Me emociona pensar en la serenidad llena de paz de Francisco. Sensato y fiel. Me gusta la alegría inocente y espontánea de Jacinta. Su sencillez, su mirada. Los dos cambian en el encuentro con Nuestra Señora. Ella los educa poco a poco. La escuela de María se hace realidad en ellos. María siempre es educadora. Siempre es Madre. Es Maestra espiritual. El papa Francisco ha rechazado esa imagen de María “como deteniendo el brazo justiciero de Dios listo para castiga”.

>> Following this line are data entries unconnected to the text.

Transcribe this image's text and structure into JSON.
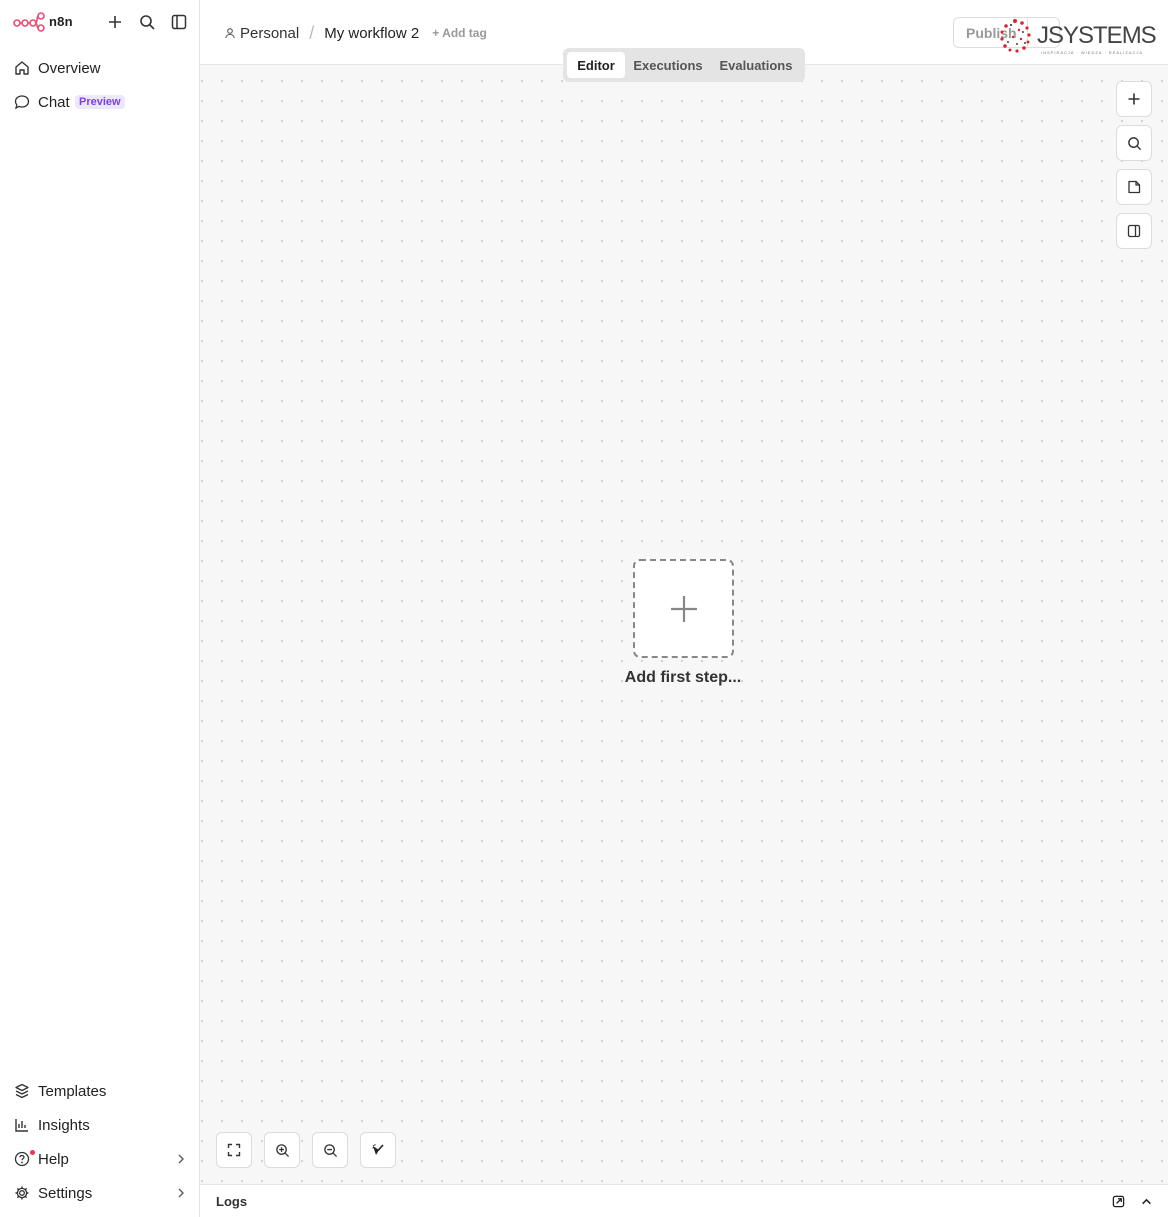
{
  "app": {
    "name": "n8n"
  },
  "sidebar": {
    "top_items": [
      {
        "label": "Overview",
        "icon": "home-icon"
      },
      {
        "label": "Chat",
        "icon": "chat-bubble-icon",
        "badge": "Preview"
      }
    ],
    "bottom_items": [
      {
        "label": "Templates",
        "icon": "templates-box-icon"
      },
      {
        "label": "Insights",
        "icon": "bar-chart-icon"
      },
      {
        "label": "Help",
        "icon": "help-circle-icon",
        "has_chevron": true,
        "notification_dot": true
      },
      {
        "label": "Settings",
        "icon": "gear-icon",
        "has_chevron": true
      }
    ]
  },
  "header": {
    "project": "Personal",
    "separator": "/",
    "workflow_name": "My workflow 2",
    "add_tag": "+ Add tag",
    "publish_label": "Publish",
    "brand_overlay": {
      "text": "JSYSTEMS",
      "tagline": "INSPIRACJA · WIEDZA · REALIZACJA"
    }
  },
  "tabs": [
    {
      "label": "Editor",
      "active": true
    },
    {
      "label": "Executions",
      "active": false
    },
    {
      "label": "Evaluations",
      "active": false
    }
  ],
  "canvas": {
    "add_first_step": "Add first step...",
    "right_tools": [
      "add-node-icon",
      "search-icon",
      "sticky-note-icon",
      "panel-toggle-icon"
    ],
    "zoom_tools": [
      "fit-view-icon",
      "zoom-in-icon",
      "zoom-out-icon",
      "tidy-up-brush-icon"
    ]
  },
  "logs": {
    "label": "Logs"
  },
  "colors": {
    "brand_accent": "#ea4b71",
    "badge_purple": "#7a40e6",
    "brand_red": "#d7262d"
  }
}
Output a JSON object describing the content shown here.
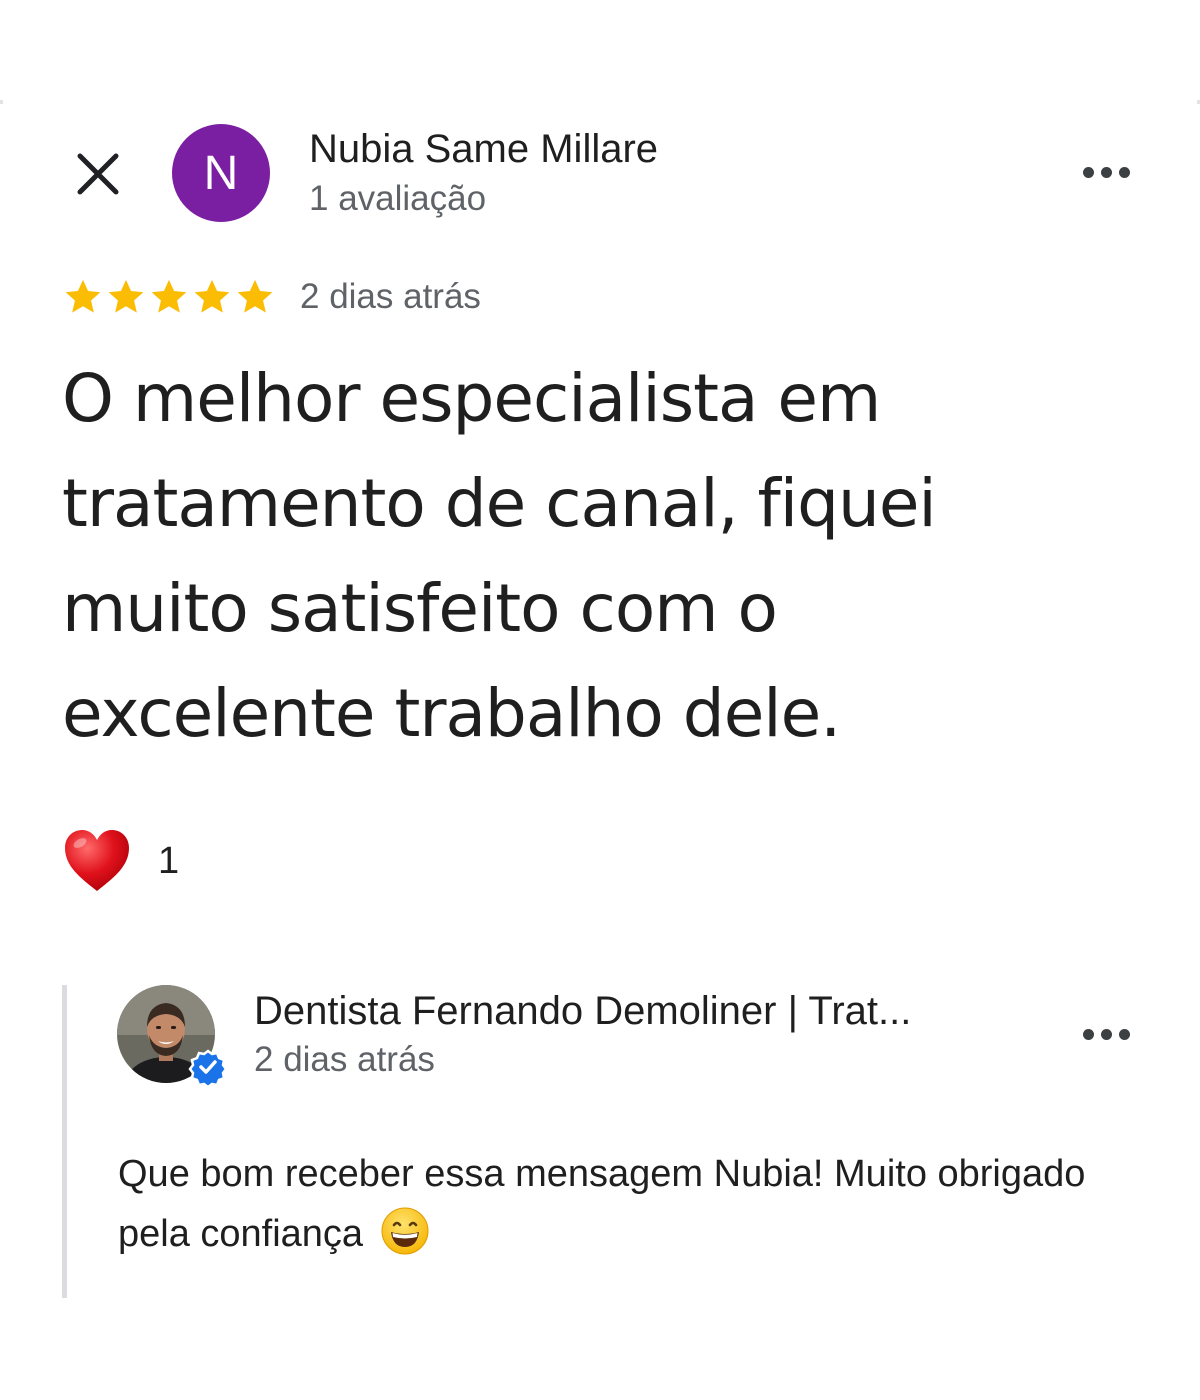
{
  "header": {
    "close_icon": "close-icon",
    "more_icon": "more-horizontal-icon"
  },
  "reviewer": {
    "initial": "N",
    "avatar_color": "#7b1fa2",
    "name": "Nubia Same Millare",
    "review_count": "1 avaliação"
  },
  "review": {
    "rating": 5,
    "max_rating": 5,
    "star_color": "#fbbc04",
    "date": "2 dias atrás",
    "text": "O melhor especialista em tratamento de canal, fiquei muito satisfeito com o excelente trabalho dele."
  },
  "reaction": {
    "icon": "heart-icon",
    "count": "1"
  },
  "reply": {
    "owner_name": "Dentista Fernando Demoliner | Trat...",
    "verified_icon": "verified-badge-icon",
    "date": "2 dias atrás",
    "text": "Que bom receber essa mensagem Nubia! Muito obrigado pela confiança",
    "emoji": "grinning-face-icon"
  }
}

María no me protege de Dios y su justicia. María y Jesús tienen la misma misericordia. Madre e Hijo. Unidos. Una sola mirada. Siempre está por delante la misericordia.
Añade el Papa: “Hay que anteponer la misericordia al juicio y, en cualquier caso, el juicio de Dios siempre se realiza a la luz de su misericordia. La misericordia de Dios no niega la justicia, porque Jesús cargó sobre sí las consecuencias de nuestro pecado”.
María es fuente de misericordia para los que la buscan. María me lleva a su Hijo que es puerta de misericordia. Miro a María que me abraza y me espera siempre. Pienso en su mirada hacia los pastorcillos. Estos niños se dejaron tocar por su amor inmenso y sus vidas cambiaron. Palparon la misericordia de Dios. Quiero dejarme tocar por la misericordia de María.